- Born: Raimundo Varella Freire Júnior 30 November 1947 Itabuna, Bahia, Brazil
- Died: 7 September 2023 (aged 75) Salvador, Bahia, Brazil

= Raimundo Varela =

Brazilian television presenter (1947–2023)

Raimundo Varella Freire Júnior (30 November 1947 – 7 September 2023), best known as Raimundo Varela, was a Brazilian television presenter.

==Life and career==
Born in Itabuna on 30 November 1947, as a child Varela moved with his family to Salvador. Before starting his television career Varella had several jobs, including as a labourer in a cement factory, a street vendor, a taxi driver and a professional football player for the Ypiranga Clube and the Associação Desportiva Leônico. He began his entertainment career in the 1970s as a judge in the TV Itapoan variety show Big Ben, and later worked as a sports commentator on the program Papo de Bola.
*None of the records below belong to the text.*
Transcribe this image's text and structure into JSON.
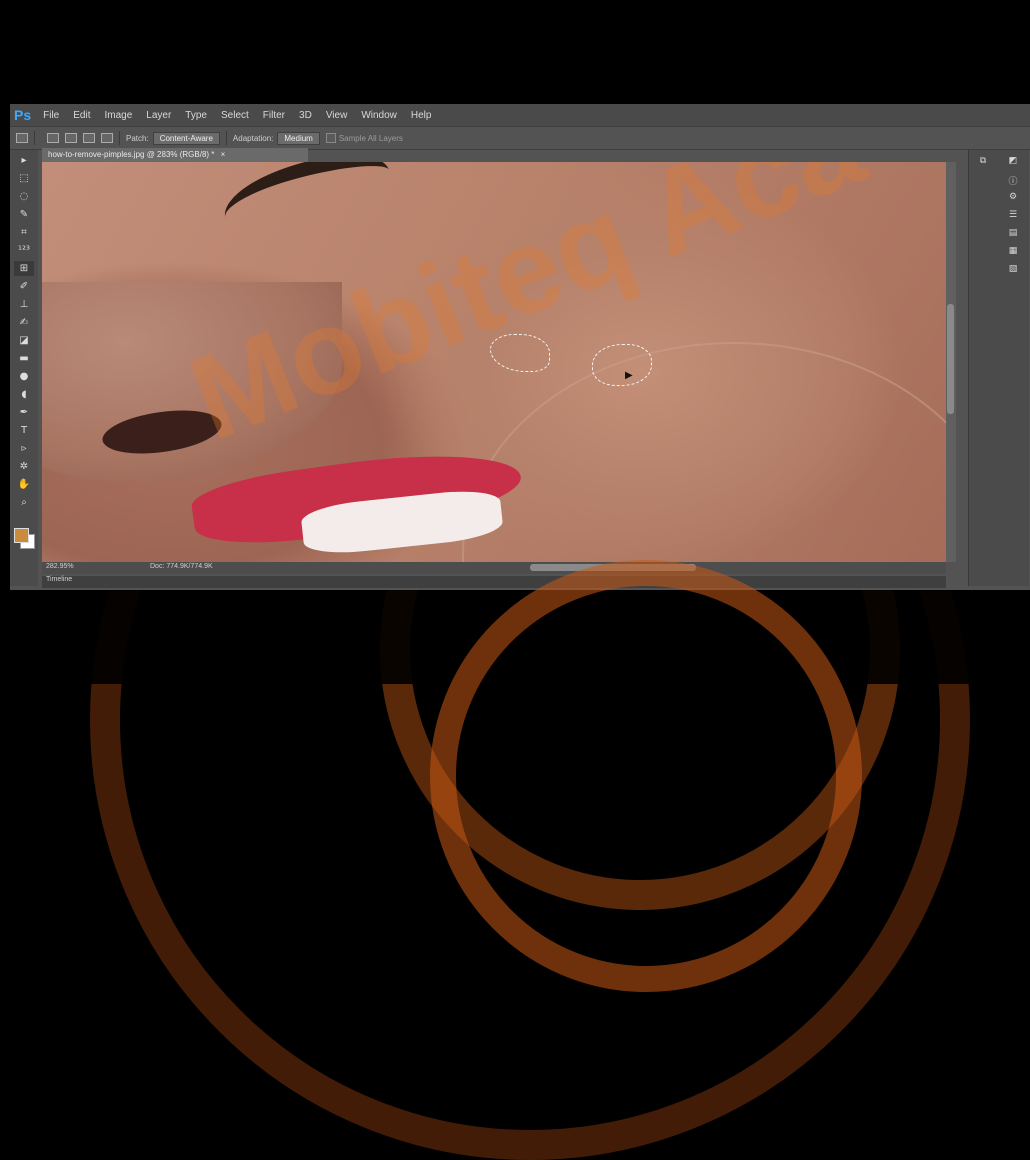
{
  "menu": {
    "logo": "Ps",
    "items": [
      "File",
      "Edit",
      "Image",
      "Layer",
      "Type",
      "Select",
      "Filter",
      "3D",
      "View",
      "Window",
      "Help"
    ]
  },
  "options": {
    "patch_label": "Patch:",
    "patch_mode": "Content-Aware",
    "adaptation_label": "Adaptation:",
    "adaptation_value": "Medium",
    "sample_all_layers": "Sample All Layers"
  },
  "document": {
    "tab_title": "how-to-remove-pimples.jpg @ 283% (RGB/8) *",
    "close_glyph": "×"
  },
  "status": {
    "zoom": "282.95%",
    "doc_info": "Doc: 774.9K/774.9K"
  },
  "timeline": {
    "label": "Timeline"
  },
  "watermark": {
    "text": "Mobiteq Aca"
  },
  "colors": {
    "foreground": "#c98b3c",
    "background": "#ffffff",
    "ps_blue": "#3ea8ff"
  },
  "icons": {
    "tools": [
      "move-tool-icon",
      "marquee-tool-icon",
      "lasso-tool-icon",
      "quick-select-tool-icon",
      "crop-tool-icon",
      "eyedropper-tool-icon",
      "patch-tool-icon",
      "brush-tool-icon",
      "clone-stamp-tool-icon",
      "history-brush-tool-icon",
      "eraser-tool-icon",
      "gradient-tool-icon",
      "blur-tool-icon",
      "dodge-tool-icon",
      "pen-tool-icon",
      "type-tool-icon",
      "path-select-tool-icon",
      "shape-tool-icon",
      "hand-tool-icon",
      "zoom-tool-icon"
    ]
  }
}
Varela had his breakout in 1981, as a presenter of the talk show Balanço Geral, which he hosted until 1990 and again from 1997 to 2020, later still appearing in the show as a pundit. Beyond his television career, he ran several times as mayor of Salvador, always eventually dropping out of the race. In 2006, he had a major kidney failure and underwent a liver and kidney transplant. Varela died on 7 September 2023, at the age of 75.